In short, people interpret what they read based upon preconceived notions in such a way that is most favorable to their position…. just written in Linguistic terms.
And you are correct 100% about multiple viewpoints: I only claimed an exclusive stance as a starting point for discussion, which it has succeeded in doing. (we’re talking). I took a argumentative stance and made an bombastic claim, just to see if there were listeners and if there were, to see if they’re up for a discussion over, well, exactly what we’re talking about.
It’s always important to check one’s own bias with any reading, as well as the bias of the source material. Think of how many people *still* use Draper as a source of history when historians generally don’t. While for me, Draper’s clear agenda (I don’t think he was ever subtle about it) has been successfully generally discredited among modern historians, nonetheless, there are those who accept it.
And so, overlapping views, each with biases, including my own, whatever they may be.
If you like metaphors as much as me, Simon Albright – and it’s likely you do, read this quick 10 page article on how metaphors lead and mislead and their dangers. I also have a great one on the dangers of analogies by a physics professor for other physics professors… but that’s not as applicable here.
It supports entirely what you’re saying, although it does not support any particular claim as to what the passage was *really* talking about.

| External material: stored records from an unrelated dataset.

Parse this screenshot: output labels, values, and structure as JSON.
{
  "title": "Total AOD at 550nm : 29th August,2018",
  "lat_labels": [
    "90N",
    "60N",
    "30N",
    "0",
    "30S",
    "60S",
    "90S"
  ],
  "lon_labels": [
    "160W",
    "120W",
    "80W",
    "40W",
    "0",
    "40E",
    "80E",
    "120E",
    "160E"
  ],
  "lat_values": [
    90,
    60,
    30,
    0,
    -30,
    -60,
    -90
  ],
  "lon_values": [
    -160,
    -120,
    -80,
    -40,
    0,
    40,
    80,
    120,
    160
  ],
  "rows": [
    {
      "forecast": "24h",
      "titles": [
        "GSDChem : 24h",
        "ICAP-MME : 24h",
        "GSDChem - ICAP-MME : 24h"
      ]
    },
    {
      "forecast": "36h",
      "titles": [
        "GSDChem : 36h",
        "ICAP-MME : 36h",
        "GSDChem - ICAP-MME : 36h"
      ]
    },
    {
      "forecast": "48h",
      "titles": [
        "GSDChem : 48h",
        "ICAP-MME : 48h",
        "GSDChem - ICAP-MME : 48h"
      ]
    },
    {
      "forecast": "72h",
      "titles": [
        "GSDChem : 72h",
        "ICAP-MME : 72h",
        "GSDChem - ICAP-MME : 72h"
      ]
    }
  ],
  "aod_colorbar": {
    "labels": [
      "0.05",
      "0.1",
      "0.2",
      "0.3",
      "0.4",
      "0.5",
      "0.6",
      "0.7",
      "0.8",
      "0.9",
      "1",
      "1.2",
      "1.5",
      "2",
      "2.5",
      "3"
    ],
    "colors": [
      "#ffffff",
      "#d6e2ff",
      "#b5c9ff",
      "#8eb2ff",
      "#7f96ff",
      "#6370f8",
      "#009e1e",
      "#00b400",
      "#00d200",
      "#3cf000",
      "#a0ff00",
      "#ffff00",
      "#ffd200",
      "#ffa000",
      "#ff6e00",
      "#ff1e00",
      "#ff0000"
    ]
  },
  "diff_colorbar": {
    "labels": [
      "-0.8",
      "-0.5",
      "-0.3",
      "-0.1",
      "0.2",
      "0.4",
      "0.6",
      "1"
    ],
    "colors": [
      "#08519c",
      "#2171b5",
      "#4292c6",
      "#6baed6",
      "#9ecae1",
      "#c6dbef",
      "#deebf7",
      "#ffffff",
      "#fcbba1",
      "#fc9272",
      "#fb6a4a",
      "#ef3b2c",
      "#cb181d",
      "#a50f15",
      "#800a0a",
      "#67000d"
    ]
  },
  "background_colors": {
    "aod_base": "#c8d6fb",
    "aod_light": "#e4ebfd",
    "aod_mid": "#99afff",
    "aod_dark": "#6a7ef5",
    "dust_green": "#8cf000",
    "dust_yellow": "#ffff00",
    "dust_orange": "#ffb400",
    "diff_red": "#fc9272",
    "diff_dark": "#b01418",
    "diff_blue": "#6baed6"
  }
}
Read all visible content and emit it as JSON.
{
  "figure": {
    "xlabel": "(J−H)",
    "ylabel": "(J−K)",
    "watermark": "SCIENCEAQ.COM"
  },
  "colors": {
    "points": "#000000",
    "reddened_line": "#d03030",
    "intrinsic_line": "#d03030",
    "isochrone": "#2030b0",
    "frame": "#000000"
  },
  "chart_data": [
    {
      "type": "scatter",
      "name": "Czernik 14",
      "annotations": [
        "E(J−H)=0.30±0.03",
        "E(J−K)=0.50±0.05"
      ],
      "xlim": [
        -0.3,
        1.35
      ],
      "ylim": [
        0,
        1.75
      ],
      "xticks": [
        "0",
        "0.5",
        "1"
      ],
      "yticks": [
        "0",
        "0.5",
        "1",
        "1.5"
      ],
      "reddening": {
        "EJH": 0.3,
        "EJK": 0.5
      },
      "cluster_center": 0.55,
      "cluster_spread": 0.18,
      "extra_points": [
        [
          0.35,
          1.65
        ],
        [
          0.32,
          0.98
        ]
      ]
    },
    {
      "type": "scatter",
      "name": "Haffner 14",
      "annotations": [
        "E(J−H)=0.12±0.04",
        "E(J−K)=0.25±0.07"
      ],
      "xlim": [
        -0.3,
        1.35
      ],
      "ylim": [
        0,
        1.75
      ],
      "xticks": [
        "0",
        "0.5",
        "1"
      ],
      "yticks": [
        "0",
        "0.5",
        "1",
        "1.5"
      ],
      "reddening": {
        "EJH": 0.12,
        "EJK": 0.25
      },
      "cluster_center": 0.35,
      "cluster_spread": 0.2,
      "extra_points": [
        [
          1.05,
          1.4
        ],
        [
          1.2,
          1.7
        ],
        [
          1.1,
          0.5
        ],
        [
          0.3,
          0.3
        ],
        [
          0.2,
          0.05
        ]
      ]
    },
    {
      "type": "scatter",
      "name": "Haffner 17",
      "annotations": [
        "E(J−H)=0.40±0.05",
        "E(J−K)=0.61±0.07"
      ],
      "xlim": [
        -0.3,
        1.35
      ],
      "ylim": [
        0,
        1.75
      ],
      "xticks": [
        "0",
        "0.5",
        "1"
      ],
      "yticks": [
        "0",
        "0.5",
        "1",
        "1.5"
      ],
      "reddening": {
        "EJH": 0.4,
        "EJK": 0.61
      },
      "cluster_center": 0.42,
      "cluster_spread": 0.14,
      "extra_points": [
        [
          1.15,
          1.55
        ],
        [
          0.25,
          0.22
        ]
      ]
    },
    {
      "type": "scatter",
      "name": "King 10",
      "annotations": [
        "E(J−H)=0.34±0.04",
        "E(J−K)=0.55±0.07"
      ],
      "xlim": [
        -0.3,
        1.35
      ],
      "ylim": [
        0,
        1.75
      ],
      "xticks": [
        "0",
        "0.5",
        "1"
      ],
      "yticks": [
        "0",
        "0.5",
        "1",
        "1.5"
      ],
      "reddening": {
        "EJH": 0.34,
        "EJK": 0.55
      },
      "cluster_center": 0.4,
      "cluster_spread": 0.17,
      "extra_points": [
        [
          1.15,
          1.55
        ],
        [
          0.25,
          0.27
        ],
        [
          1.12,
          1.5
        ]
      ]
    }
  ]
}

It’s called Metaphors we are Led By, written by an Air Force professor – really easy to read. His four-square chart on Sensemaking alone is simply marvelous.
By the way, there’s a flaw in your logic:
” because they are decoding the text in a way which retains the absurdity of having a loving god want to bash the brain’s of babies out on rocks.”
Here’s the problem: Everything from “absurdity” onwards comes from no place.
You made a good argument about interpreting to fit the position, but what of the absurdity of lifting words out of a historical context, utilizing modern sensibilities towards, and then BACK PROJECTING its meaning?
Seems more logical that, let’s say, a 1st or 2nd century interpretation might be a little closer to accuracy than one done 20 centuries later. No?